C’est dans ce contexte qu’un ancien candidat du FN a tenté de mettre le feu à une mosquée à Bayonne, tirant sur des fidèles. Mais il faut le dire. Ce qui a inspiré ce sinistre personnage, ce n’est personne d’autre que Macron lui-même. Macron doit être considéré comme responsable. Remarquons-le : les bonnes âmes qui s’étaient indignés de l’expulsion du provocateur Finkielkraut d’une manifestation au nom de la lutte « contre l’antisémitisme » et avaient appelé à l’initiative de Faure, secrétaire du PS, à une manifestation d’ « union nationale », ont eu cette fois une indignation… beaucoup plus mesurée.


Et pourtant le gouvernement est inquiet…


Le représentant du courant Front unique (courant dans lequel interviennent les militants révolutionnaires dans l’enseignement) au Bureau national de la FSU nous a fait parvenir son intervention au cours du Bureau du 19 novembre. Citons en un extrait. Après avoir brossé le tableau des attaques récentes du gouvernement, il déclare :

« Et pourtant, on sent aujourd’hui une certaine fébrilité du côté du pouvoir.

Plusieurs suicides ont mis en accusation le gouvernement et sa politique.

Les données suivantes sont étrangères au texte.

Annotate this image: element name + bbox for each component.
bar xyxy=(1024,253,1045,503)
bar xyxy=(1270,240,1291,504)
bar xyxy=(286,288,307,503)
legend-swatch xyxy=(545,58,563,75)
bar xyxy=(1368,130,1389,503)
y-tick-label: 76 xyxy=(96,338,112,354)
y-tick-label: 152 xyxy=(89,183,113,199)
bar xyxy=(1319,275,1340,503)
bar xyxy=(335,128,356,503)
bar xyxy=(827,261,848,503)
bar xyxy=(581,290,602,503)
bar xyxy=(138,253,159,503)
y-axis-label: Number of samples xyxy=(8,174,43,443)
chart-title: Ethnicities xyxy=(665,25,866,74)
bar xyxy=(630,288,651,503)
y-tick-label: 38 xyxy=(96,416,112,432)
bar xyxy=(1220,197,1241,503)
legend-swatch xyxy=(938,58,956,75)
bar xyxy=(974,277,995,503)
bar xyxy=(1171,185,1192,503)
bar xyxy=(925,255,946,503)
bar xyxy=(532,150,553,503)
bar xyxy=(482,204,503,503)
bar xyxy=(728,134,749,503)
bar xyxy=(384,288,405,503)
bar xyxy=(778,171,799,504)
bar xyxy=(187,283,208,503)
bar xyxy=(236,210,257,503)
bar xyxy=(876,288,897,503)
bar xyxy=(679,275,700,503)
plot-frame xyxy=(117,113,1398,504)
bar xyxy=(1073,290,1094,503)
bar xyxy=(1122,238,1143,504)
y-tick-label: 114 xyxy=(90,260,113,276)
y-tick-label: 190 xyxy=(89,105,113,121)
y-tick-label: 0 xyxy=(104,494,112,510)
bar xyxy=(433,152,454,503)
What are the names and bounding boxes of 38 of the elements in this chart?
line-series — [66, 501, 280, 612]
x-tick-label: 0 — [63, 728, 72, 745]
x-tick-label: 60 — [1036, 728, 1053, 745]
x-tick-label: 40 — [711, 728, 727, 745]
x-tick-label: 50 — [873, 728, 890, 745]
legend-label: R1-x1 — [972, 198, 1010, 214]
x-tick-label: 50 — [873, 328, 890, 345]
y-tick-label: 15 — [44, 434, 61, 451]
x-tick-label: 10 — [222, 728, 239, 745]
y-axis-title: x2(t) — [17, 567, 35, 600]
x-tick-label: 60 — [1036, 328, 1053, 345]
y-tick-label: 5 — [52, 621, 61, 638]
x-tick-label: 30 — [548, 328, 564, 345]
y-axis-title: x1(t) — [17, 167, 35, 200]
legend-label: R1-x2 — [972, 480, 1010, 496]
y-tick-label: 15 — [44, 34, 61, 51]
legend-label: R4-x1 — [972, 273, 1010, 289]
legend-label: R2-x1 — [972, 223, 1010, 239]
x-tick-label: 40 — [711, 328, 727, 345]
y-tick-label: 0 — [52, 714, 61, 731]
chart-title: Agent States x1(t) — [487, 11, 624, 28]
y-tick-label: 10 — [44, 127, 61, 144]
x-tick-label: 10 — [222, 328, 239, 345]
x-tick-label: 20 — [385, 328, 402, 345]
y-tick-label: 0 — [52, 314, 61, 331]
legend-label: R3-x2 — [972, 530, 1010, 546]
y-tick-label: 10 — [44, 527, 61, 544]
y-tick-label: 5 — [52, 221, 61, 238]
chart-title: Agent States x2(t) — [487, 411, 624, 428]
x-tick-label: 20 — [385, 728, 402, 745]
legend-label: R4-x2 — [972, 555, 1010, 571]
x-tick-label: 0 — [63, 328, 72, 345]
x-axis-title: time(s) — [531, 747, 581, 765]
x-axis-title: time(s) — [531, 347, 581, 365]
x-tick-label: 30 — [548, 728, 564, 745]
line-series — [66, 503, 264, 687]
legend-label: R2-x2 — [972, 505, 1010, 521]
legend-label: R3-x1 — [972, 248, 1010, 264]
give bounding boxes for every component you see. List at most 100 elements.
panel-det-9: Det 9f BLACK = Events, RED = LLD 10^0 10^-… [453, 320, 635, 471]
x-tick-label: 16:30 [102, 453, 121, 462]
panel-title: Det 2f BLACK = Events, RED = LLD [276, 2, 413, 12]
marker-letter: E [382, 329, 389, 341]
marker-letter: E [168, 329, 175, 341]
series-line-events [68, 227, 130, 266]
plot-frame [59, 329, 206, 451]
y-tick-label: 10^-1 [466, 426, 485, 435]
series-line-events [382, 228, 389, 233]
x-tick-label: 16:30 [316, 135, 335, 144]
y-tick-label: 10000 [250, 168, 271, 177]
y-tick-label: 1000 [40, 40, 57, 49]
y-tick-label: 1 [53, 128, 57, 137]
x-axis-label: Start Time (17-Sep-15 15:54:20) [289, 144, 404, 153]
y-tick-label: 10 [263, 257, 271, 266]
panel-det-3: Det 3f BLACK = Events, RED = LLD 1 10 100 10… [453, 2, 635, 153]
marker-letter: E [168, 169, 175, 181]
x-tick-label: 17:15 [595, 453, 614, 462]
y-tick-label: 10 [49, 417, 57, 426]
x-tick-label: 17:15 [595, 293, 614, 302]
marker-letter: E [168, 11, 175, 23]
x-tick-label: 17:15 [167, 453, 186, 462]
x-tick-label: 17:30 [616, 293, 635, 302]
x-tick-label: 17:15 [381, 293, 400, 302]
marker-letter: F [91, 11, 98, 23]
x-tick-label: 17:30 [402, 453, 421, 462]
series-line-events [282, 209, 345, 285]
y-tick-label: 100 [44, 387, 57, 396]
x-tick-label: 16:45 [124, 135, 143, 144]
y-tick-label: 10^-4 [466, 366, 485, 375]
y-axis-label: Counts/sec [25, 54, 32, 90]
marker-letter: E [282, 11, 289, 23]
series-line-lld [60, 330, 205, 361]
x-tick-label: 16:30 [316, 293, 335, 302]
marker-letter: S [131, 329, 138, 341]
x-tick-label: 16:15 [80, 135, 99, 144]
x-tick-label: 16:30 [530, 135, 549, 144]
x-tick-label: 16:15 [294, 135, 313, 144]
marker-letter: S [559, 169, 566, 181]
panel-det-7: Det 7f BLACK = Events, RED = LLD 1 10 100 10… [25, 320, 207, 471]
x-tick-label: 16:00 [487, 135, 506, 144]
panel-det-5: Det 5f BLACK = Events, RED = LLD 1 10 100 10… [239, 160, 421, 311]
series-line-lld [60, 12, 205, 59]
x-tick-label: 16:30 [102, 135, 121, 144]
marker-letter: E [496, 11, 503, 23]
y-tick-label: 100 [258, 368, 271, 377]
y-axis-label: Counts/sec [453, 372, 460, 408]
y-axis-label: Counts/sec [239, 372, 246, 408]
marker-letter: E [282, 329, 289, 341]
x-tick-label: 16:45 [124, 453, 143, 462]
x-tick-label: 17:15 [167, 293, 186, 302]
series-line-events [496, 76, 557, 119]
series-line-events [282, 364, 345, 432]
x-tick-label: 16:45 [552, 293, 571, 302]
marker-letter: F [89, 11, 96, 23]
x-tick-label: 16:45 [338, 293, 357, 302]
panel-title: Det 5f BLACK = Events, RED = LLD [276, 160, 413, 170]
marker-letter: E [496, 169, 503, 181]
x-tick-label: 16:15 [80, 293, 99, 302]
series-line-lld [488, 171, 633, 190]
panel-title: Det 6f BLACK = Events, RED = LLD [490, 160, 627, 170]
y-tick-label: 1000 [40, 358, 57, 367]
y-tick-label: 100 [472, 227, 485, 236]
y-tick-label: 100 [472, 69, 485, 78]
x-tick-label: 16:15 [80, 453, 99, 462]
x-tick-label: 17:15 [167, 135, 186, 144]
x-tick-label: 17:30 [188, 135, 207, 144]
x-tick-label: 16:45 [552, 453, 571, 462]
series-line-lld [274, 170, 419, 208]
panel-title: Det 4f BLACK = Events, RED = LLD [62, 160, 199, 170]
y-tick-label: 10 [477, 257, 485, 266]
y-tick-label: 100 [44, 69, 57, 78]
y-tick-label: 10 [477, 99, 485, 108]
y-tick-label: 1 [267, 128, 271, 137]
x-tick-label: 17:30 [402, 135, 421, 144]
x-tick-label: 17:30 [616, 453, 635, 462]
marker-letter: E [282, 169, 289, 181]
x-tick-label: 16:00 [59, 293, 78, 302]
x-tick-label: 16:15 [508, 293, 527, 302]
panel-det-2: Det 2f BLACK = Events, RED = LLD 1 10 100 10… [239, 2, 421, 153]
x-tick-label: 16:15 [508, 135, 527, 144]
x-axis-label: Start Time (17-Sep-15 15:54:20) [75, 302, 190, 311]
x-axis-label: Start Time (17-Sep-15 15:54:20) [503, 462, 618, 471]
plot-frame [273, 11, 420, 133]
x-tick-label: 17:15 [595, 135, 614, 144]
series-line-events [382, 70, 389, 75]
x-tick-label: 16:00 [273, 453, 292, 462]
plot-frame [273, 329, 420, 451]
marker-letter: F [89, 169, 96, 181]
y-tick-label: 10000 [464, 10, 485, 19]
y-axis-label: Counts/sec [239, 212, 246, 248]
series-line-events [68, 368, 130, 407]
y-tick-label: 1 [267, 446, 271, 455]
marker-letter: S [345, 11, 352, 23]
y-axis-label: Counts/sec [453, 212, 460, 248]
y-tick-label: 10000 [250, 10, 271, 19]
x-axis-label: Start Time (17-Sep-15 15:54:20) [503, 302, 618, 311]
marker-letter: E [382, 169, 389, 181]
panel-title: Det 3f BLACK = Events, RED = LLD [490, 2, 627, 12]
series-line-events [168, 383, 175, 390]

Le 13 septembre, par leur grève massive, les agents de la RATP ont témoigné de leur disponibilité pour engager le combat contre le gouvernement, contre sa contre-réforme des retraites.

À la SNCF, coup sur coup, 2 grèves (qualifiées de « sauvages » par le gouvernement) ont déferlé hors du cadre de la concertation et du dialogue social.

Et une mobilisation de tout le secteur hospitalier s’est dressé de fait contre le budget de la Sécurité sociale adopté en 1ère lecture.

Le gouvernement craint que la concertation généralisée qui lui a permis de préparer et d’appliquer ses attaques ne puisse plus être assumée par les dirigeants syndicaux.

Il craint que ceux-ci soient amenés à rompre avec lui et à exiger le retrait de sa contre-réforme des retraites.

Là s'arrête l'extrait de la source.